Jake Moore, Future Body
RSS FeedJake Moore, Future Body opens at The Collection on 23rd September.
Jake Moore is an artist and curator currently working and residing in Nottingham, UK. Arising from the relationship he holds with a body in possession of a rare, chronic autoimmune condition, he employs computer animation, video and sound to consider the potential that digital space can provide the body in progressing beyond corporeal limitations. Moore graduated from Nottingham Trent University in 2015, receiving a BA (Hons) in Fine Art and is now a studio member at BACKLIT Studios.
In an increasingly ubiquitous technological climate, his practice envisions a hybrid body; an intentional evolution of the body with technology. Arising from the relationship that he holds with a body in possession of a rare, chronic autoimmune condition, his work considers the potential that digital space can provide in progressing beyond corporeal limitations. Performance, video and computer animation are employed to construct an idealised, virtual body; a labour towards a machine-like perfection in form, surface, and movement as a method of regaining agency over his sick, living body. He questions, however, at what point the body’s progression might become polluted, stalling within a denaturalised redundancy; a machine pain.

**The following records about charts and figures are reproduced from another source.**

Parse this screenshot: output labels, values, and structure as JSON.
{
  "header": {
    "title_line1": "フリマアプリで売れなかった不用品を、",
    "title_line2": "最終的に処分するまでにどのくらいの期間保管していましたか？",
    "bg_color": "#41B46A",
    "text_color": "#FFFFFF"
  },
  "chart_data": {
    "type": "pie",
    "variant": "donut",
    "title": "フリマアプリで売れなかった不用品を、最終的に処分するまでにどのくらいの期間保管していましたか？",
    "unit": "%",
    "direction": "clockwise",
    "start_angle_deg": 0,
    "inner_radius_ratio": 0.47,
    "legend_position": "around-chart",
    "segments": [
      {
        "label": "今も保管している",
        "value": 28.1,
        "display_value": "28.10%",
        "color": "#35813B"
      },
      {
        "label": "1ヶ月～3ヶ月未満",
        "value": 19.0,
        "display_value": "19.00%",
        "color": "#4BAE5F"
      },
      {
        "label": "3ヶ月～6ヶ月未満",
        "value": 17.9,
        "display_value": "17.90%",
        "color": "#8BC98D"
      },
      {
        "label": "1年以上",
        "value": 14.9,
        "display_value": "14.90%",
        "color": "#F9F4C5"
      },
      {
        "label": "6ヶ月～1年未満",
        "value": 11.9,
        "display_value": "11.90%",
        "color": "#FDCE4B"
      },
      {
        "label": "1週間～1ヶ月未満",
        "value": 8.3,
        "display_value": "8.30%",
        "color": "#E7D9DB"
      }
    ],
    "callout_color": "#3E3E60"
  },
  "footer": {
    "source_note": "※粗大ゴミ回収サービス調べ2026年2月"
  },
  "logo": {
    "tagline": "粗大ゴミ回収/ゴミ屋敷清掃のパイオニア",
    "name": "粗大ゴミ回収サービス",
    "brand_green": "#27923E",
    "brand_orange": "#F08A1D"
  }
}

As his inquiry stems from a place of illness, he is interested in breaking the technological facade that he has worked to construct. This also highlights his interest in wider contemporary anxieties surrounding technology’s accelerated progression. Recurrent within his practice is the construction of a virtual non-space. Taking the visual form of an artificially flat surface that resists a fixed condition, it oscillates between opacity and transparency, materiality and immateriality. Interested in our increasingly immersive relationship with screens, Jake understands the light’s pixelated glow to hold an almost tactile quality, ingraining itself on the mind’s of the audience as its pulsation becomes hypnotic. Combined with an intensity of sound, a mechanical rhythm that references the human breath, he is interested in creating installations that command an audience’s viewership. However, this immersion is frequently (sometimes violently) disrupted and deconstructed; an act of denying an expectation of screen entertainment, and a fracturing of the faith that is held within the digital facade.
Recent exhibitions include; Performing Gender, BACKLIT, Nottingham; OPEM 4, The Collection, Lincoln; *Dancing Girl Emoji*, The Woon Project Space, Baltic 39; Nottingham Castle Open, Nottingham Castle, Nottingham.